May 21 2019 - GameStop: Activists May Swarm


The GameStop Board of Directors did not repurchase a single share since the last quarterly earnings report which may encourage activism.

Shareholder votes “Against” the Board of Directors would further embolden activists.

The probability of a future proxy battle has increased astronomically.

GameStop Background

I recently wrote Time For GameStop To Use The 'Konami Code' detailing how GameStop (GME) needed to repurchase as many shares as possible and issue a Rule 10b5-1 trading plan to complete the 0 million share authorization during the quiet period that began at the beginning of May. The article was extremely detailed and provides readers of this article any background that is necessary to the following discussion.

This article is informational only. As a shareholder, I will not be publicly stating how I intend to vote; however, I do intend to vote as should every other GameStop shareholder. This article is not intended to encourage shareholders to vote a certain way. As a Seeking Alpha Contributor, the article is simply meant as a brief hypothesis of why activists may soon be taking large stakes in GameStop.

Board of Directors: Enticing Activist Investors

GameStop did not issue a Rule 10b5-1 trading plan and with the release of the proxy statement we now know that GameStop did not repurchase a single share of stock since the last earnings report. On page 29 of the proxy statement the total shares outstanding as of May 3, 2019 was 102,268,940 compared to the 102,267,435 shares outstanding as of March 21, 2019 as stated on page 1 of GameStop's last 10-K.

The decision by the Board of Directors to not repurchase any shares is certain to attract the notice of a multitude of activist investors due to the extremely high net cash position combined with the large operating cash flow that was detailed in my previous article.

Shareholders: Potential to Further Embolden Activists

It's possible that shareholders may be upset with the decision by the Board of Directors to not repurchase shares.

On the other hand, it's also possible that shareholders may be thrilled that GameStop is hoarding cash instead of repurchasing shares which may allow them to more effectively execute their strategy.

While I can't predict how shareholders will vote, one thing is certain.

If shareholders were to vote "Against" Jerome Davis, Daniel DeMatteo, Thomas Kelly, Steven Koonin, Gerald Szcezpanski, Carrie Teffner, Kathy Vrabeck, and Lawrence Zilavy while voting "For" Lizabeth Dunn and Raul Fernandez it would most certainly embolden activists.

Lizabeth Dunn and Raul Fernandez are independent board members that were recently added due to a settlement with other GameStop shareholders. Prior to the settlement, the GameStop shareholders were pressing the company to use up to 0M to repurchase shares. Therefore, a vote "For" those candidates and "Against" the remaining candidates would signal to activist investors that shareholders are unhappy with the current direction of the Board of Directors.


In conclusion, the decision by the GameStop Board of Directors to not repurchase a single share combined with the potential for shareholders to express their displeasure at the upcoming annual meeting on June 25, 2019 have significantly increased the probability that one or more activist investors may take action.
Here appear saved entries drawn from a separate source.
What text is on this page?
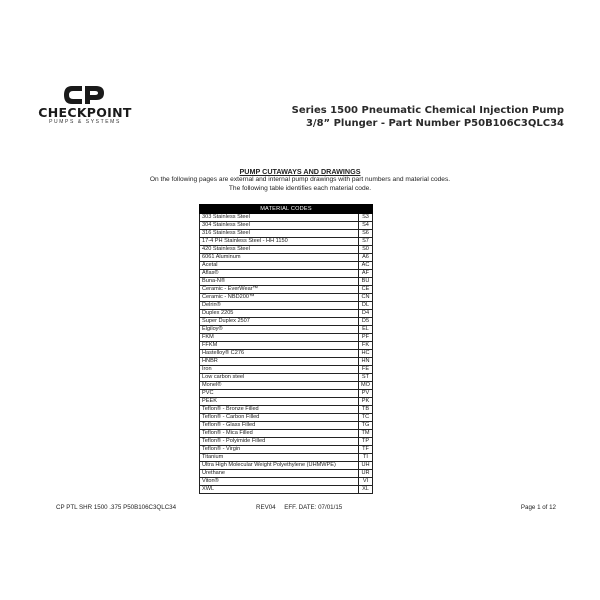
CHECKPOINT
PUMPS & SYSTEMS
Series 1500 Pneumatic Chemical Injection Pump
3/8” Plunger - Part Number P50B106C3QLC34
PUMP CUTAWAYS AND DRAWINGS
On the following pages are external and internal pump drawings with part numbers and material codes.
The following table identifies each material code.
MATERIAL CODES	
303 Stainless Steel	S3
304 Stainless Steel	S4
316 Stainless Steel	S6
17-4 PH Stainless Steel - HH 1150	S7
420 Stainless Steel	S0
6061 Aluminum	A6
Acetal	AC
Aflas®	AF
Buna-N®	BU
Ceramic - EverWear™	CE
Ceramic - NBD200™	CN
Delrin®	DL
Duplex 2205	D4
Super Duplex 2507	D5
Elgiloy®	EL
FKM	PF
FFKM	FK
Hastelloy® C276	HC
HNBR	HN
Iron	FE
Low carbon steel	ST
Monel®	MO
PVC	PV
PEEK	PK
Teflon® - Bronze Filled	TB
Teflon® - Carbon Filled	TC
Teflon® - Glass Filled	TG
Teflon® - Mica Filled	TM
Teflon® - Polyimide Filled	TP
Teflon® - Virgin	TF
Titanium	TI
Ultra High Molecular Weight Polyethylene (UHMWPE)	UH
Urethane	UR
Viton®	VI
XWL	XL
CP PTL SHR 1500 .375 P50B106C3QLC34	REV04     EFF. DATE: 07/01/15	Page 1 of 12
However, shareholders may not want to embolden activists and may agree with the current direction of the Board of Directors. The involvement of activist investors would result in great disruption to the current direction of the Board of Directors and would likely lead to faster share repurchases, immediate SG&A cuts, and would place tremendous pressure on short sellers. On the other hand, activist involvement would make it more difficult for the Board of Directors to execute their desired strategy.

Proxy statements are out and the results will be known to all in approximately one month.

Disclosure: I am/we are long GME. I wrote this article myself, and it expresses my own opinions. I am not receiving compensation for it (other than from Seeking Alpha). I have no business relationship with any company whose stock is mentioned in this article.

Additional disclosure: GME currently represents the third largest position in the DOMO Concentrated All Cap Value Composite. More information on the composite can be found at our website. DOMO Capital Management, LLC ("DOMO") is a Wisconsin-registered investment adviser. Justin R. Dopierala is the President and Founder, and a registered investment adviser representative, of DOMO. Additional information about DOMO is disclosed in our Form ADV, which is available upon request. All information contained herein is for general informational purposes only and does not constitute a solicitation or an offer to provide investment advisory services in any jurisdiction. The investment strategy discussed herein may not be suitable for everyone. Investors need to review an investment strategy for their own particular situation before making any investment decision. We believe the information obtained from any third-party resources to be reliable, but we do not guarantee its accuracy, timeliness or completeness. The opinions, estimates, projections, comments on financial market trends and other information contained herein constitute our judgment and are as of the date of the material, are subject to change without notice at any time in reaction to shifting market conditions and other factors and should not be construed as personalized investment advice. DOMO has no obligation to provide any updates or changes to such information.